Besides, this space was the only one big enough to hold everyone, to fit the large diamond-shaped platform that was required for council.
I stared at the platform as if it had somehow offended me, the sheets of burned, black wood something I had learned about from my father, from a ceremony I had seen enacted many times before. Or a twisted version of it, anyway. As my father had completed it, time and time again, declaring himself as king.
I am the king.
I had a feeling, however, that this time I was going to see the real ceremony performed by a council as it was originally devised and created all those years before even Ilyan was born.
I stood still where I had been placed near the platform, the small boy Joclyn had healed yesterday standing beside me with a combination of both fear and excitement on his face. He writhed his hands before him as he fidgeted, his subtle movements so small that, for a child, they should have been seen as common place.
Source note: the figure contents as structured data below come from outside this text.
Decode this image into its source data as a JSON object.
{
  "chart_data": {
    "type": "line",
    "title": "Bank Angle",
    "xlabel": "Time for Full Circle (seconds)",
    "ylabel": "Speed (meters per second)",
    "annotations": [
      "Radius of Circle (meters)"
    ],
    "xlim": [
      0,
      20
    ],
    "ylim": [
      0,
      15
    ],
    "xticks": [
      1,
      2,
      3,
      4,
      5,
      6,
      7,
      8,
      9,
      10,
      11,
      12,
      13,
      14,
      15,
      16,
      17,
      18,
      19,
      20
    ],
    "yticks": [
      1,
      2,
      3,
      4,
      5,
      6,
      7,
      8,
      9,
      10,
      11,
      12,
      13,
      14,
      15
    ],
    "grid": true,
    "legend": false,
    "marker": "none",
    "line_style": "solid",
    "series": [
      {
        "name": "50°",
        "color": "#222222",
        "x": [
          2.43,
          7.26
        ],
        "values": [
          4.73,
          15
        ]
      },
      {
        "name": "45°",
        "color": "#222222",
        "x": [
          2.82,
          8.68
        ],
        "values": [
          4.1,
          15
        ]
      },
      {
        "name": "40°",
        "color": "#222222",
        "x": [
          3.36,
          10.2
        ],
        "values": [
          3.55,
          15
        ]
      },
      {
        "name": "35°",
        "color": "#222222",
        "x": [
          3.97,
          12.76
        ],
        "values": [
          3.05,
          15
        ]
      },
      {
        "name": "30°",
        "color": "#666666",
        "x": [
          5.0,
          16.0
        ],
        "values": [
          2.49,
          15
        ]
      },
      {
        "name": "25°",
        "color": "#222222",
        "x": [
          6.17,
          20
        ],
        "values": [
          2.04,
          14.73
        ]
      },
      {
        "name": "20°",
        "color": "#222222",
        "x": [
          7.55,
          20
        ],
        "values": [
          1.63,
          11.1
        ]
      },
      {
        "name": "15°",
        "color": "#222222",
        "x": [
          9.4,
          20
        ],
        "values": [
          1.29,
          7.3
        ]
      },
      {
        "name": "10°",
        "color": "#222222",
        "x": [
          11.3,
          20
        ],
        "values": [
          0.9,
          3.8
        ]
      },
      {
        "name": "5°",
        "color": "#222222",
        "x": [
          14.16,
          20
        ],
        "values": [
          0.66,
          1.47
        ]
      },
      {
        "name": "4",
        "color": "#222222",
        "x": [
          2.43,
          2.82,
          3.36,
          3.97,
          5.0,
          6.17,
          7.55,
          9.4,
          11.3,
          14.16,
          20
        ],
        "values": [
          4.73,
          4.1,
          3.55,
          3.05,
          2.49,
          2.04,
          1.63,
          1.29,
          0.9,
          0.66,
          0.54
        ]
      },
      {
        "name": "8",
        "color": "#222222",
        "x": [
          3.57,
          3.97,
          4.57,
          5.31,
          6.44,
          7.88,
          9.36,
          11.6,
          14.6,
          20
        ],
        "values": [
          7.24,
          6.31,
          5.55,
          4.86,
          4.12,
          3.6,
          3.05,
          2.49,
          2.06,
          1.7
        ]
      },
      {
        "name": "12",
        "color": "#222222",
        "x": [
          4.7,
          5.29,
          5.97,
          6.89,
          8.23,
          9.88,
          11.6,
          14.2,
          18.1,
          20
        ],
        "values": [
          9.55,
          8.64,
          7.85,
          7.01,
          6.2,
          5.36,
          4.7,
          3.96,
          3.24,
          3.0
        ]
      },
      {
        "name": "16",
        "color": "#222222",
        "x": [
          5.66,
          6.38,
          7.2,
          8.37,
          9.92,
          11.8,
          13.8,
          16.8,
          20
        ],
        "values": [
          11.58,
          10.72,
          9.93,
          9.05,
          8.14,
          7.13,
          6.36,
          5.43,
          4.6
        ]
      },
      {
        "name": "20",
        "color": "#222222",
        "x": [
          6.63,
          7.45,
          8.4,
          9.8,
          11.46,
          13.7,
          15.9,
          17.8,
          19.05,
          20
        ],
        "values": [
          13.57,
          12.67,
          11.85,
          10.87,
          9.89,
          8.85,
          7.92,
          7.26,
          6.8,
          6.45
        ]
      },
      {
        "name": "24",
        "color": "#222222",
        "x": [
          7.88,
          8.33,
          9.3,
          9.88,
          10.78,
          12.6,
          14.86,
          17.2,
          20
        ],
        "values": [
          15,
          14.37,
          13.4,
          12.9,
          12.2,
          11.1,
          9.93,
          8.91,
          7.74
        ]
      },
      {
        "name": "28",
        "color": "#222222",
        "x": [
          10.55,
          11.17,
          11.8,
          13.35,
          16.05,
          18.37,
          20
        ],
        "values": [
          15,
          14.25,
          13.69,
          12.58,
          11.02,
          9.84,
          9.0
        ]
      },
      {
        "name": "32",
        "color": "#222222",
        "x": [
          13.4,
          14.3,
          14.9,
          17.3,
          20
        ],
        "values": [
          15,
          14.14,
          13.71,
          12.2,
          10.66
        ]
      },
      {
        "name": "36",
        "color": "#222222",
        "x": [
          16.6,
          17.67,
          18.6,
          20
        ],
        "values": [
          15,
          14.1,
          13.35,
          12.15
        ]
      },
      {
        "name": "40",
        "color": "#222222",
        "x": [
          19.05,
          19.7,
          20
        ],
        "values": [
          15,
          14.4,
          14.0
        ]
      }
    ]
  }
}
However, for a council, for this moment, as he was surrounded by the calm and powerful magical beings of the world, he stuck out like a sore thumb.
Not only because of his subtle movements. Not only because he was new magic.
But because he was a child.
A child.
A child with a mark on his cheek, the raised brand looking as though his grandmother had kissed him and left lipstick there. It was a unique gift. But, just like Joclyn who had hid her mark from me for her whole life, he didn’t see it as such.
I could tell by the way he kept rubbing his hand over it, covering it as though he was ashamed.
He stood beside me in the place reserved for chosen children. The line that I was sure at one point had been littered with those who bore the mark. Yet, now, there were only three.
Me with a hole in my back where my father had cut the precious mark out, the boy, and on the other side of him, a girl who I still desperately wanted to be my friend. Who now stood straight and tall in a yellow dress so old she looked like she had been pulled out of painting. A girl who, only months ago, would have cowered in nerves. Now, she only stood straight and tall with a confidence I hadn’t seen from her before.
She really had been born for this.
I never could have guessed, from the girl I knew all that time ago, that she had this in her. That she could find this.
I could tell by looking at her, so could everyone else.
They kept glancing toward her with a revered awe that she only seemed to absorb further. The hope and joy on their faces grew with each moment we stood in the silent space, the eager anticipation devouring the haggard, gaunt fear that had riddled them.
I was certain I looked the same.
I could feel the same emptiness linger through me as I stood amongst them, the awe from the Siln? blending with the uncertainty of the child that stood beside us.
It was good and bad, both sides of the battle they had fought for centuries, standing side by side. A fact that was probably made more obvious given my uncanny likeness to my father.